Suspense com Honor Swinton Byrne é o melhor filme que estreou este mês na Netflix Divulgação / A24

Suspense com Honor Swinton Byrne é o melhor filme que estreou este mês na Netflix

“O Souvenir: Parte 2” parece um livro de memórias. Estão ali conquistas, fracassos, risos, choros, prazeres, dores, tudo o que uma garota entende como seus momentos mais grandiosos, as lembranças mais plenas de sentido, as que se impõem sobre o passar dos anos, resistem à bruma do tempo e ficam para sempre — e isso, por óbvio, não quer dizer que não firam. De quando em quando, é preciso abrir esse baú de ossos e desenterrar uma ou outra recordação, que não raro surpreende pela força que ainda tem. É justamente o tempo o que faz com que aquilo que vivemos passadas algumas décadas continue a doer, porque nos damos conta de que não é mais possível fazer nada. Só rir, ou chorar. Uma das diretoras mais sensatas do cinema contemporâneo, Joanna Hogg segue contando a saga de Julie Hart, uma graduanda em artes cinematográficas às voltas com a conclusão de seu primeiro filme ao passo que ainda tenta digerir a morte do namorado, e, aos poucos, um e outro evento se amalgamam e se complementam, levando-a a autodescobertas que só são mesmo possíveis nas circunstâncias mais acerbas. A diretora-roteirista quase não volta ao longa de dois anos antes, o que a deixa livre para acrescentar os elementos que fazem desta uma história vibrante, capaz de envolver aqueles que passaram batidos pelo primeiro longa.
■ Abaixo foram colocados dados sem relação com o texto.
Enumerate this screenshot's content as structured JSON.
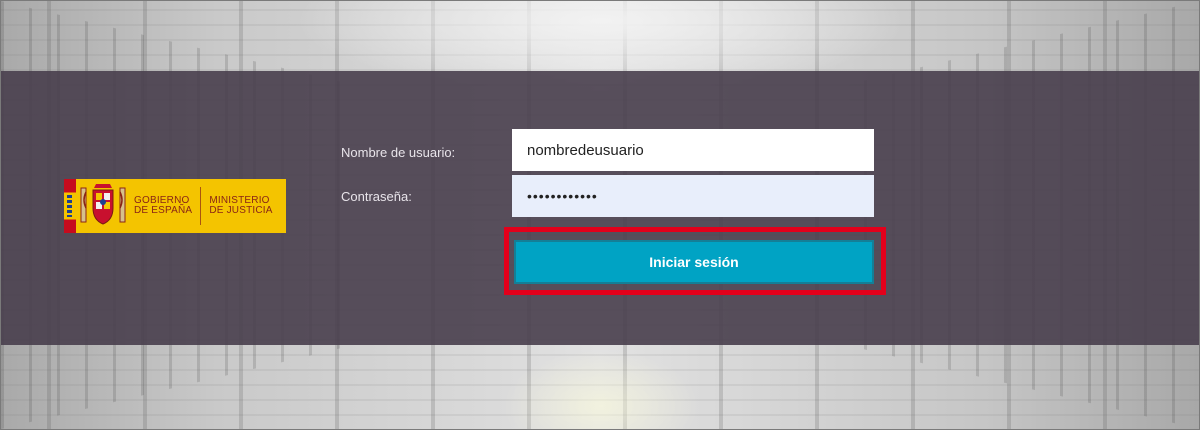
{
  "logo": {
    "line1": "GOBIERNO",
    "line2": "DE ESPAÑA",
    "line3": "MINISTERIO",
    "line4": "DE JUSTICIA"
  },
  "form": {
    "username_label": "Nombre de usuario:",
    "username_value": "nombredeusuario",
    "password_label": "Contraseña:",
    "password_value": "••••••••••••",
    "submit_label": "Iniciar sesión"
  },
  "colors": {
    "band": "#483e4c",
    "button": "#00a3c4",
    "highlight": "#e3001b",
    "logo_yellow": "#f4c400",
    "logo_text": "#8a2515"
  },
  "icons": [
    "coat-of-arms-icon",
    "spain-flag-icon"
  ]
}
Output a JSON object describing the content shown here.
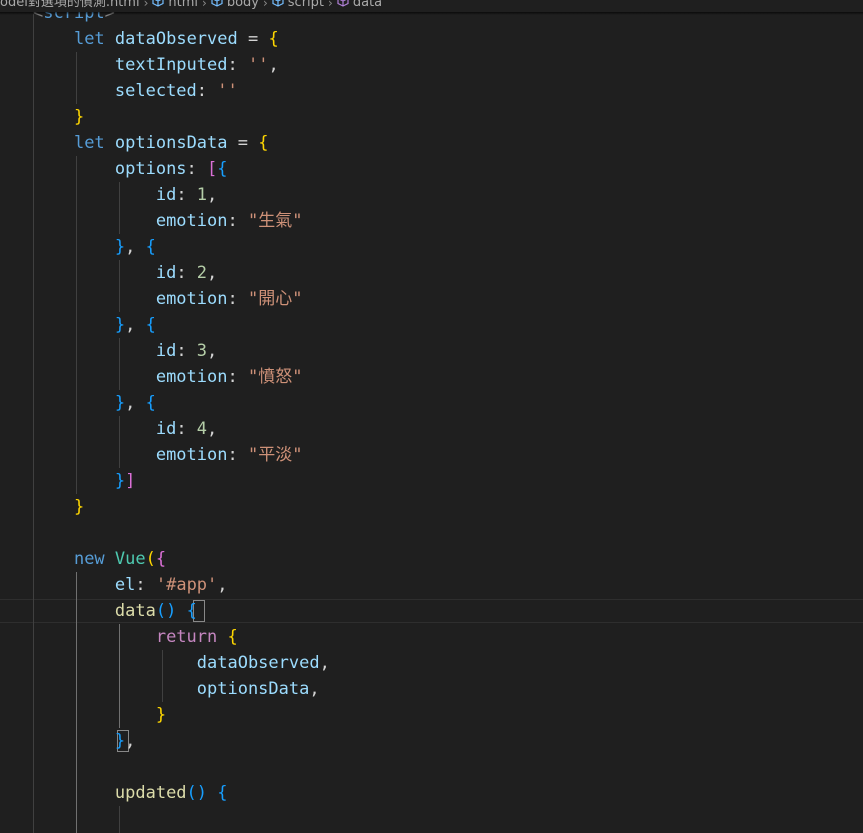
{
  "breadcrumb": {
    "file": "odel對選項的偵測.html",
    "items": [
      "html",
      "body",
      "script",
      "data"
    ]
  },
  "colors": {
    "background": "#1f1f1f",
    "keyword": "#569cd6",
    "control": "#c586c0",
    "variable": "#9cdcfe",
    "function": "#dcdcaa",
    "class": "#4ec9b0",
    "string": "#ce9178",
    "number": "#b5cea8",
    "bracket_level1": "#ffd700",
    "bracket_level2": "#da70d6",
    "bracket_level3": "#179fff"
  },
  "code": {
    "script_tag": "script",
    "let_kw": "let",
    "new_kw": "new",
    "return_kw": "return",
    "data_observed": "dataObserved",
    "text_inputed": "textInputed",
    "selected": "selected",
    "empty_str": "''",
    "options_data": "optionsData",
    "options": "options",
    "id_key": "id",
    "emotion_key": "emotion",
    "opt1_id": "1",
    "opt1_emotion": "\"生氣\"",
    "opt2_id": "2",
    "opt2_emotion": "\"開心\"",
    "opt3_id": "3",
    "opt3_emotion": "\"憤怒\"",
    "opt4_id": "4",
    "opt4_emotion": "\"平淡\"",
    "vue": "Vue",
    "el_key": "el",
    "el_value": "'#app'",
    "data_fn": "data",
    "updated_fn": "updated"
  }
}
Misturar melodrama, revelações que parecem a ponto de subir à superfície de círculos que só se mantêm graças ao mistério e uma dose generosa de sexo — filmado da maneira mais elegante, mas sexo assim mesmo — pode resultar num todo de gosto duvidoso, além de pouco coeso, quase capenga, como uma máquina feita de peças de tamanhos diferentes. No entanto, filmes realizados sob esse padrão, se é que se trata de um padrão, podem apresentar qualidades um tanto interessantes, a despeito, claro, da originalidade. Histórias que encerram tamanho pluralismo tendem a frustrar muito menos a audiência, que não tem a mais pálida ideia sobre o que esperar do enredo, assume essa impressão e faz dela o pretexto para seguir firme até o desfecho. A depender que como cada argumento seja disposto ao longo da narrativa, esse caos dramático torna-se mais e mais orgânico, e caso houvesse algum mal-estar quanto a absorver a essência um pouco mais sofisticada, esse sentimento ter-se-ia dissipado logo à primeira sequência, muito longe do convencional. Respeitar os ciclos da vida, a natureza única de certas relações, aceitar que em cada uma há mistérios que talvez nunca se revelem, desejos confusos, ambições megalômanas, é um passo firme, decisivo, no rumo da felicidade, que surge para cada um do jeito que só ela entende. Em “O Souvenir: Parte 2”, a Julie Hart de Honor Byrne responde sozinha pelo encanto que Hogg tenta transmitir, e a beleza das tomadas, com flores e ambientes portentosos ao som de “Moonlight Serenade” (1944), da Glenn Miller Orchestra, fixam na retina a promessa de felicidade proustiana. Como o filme de Julie, uma graça metalinguística que só enriquece o que já está posto.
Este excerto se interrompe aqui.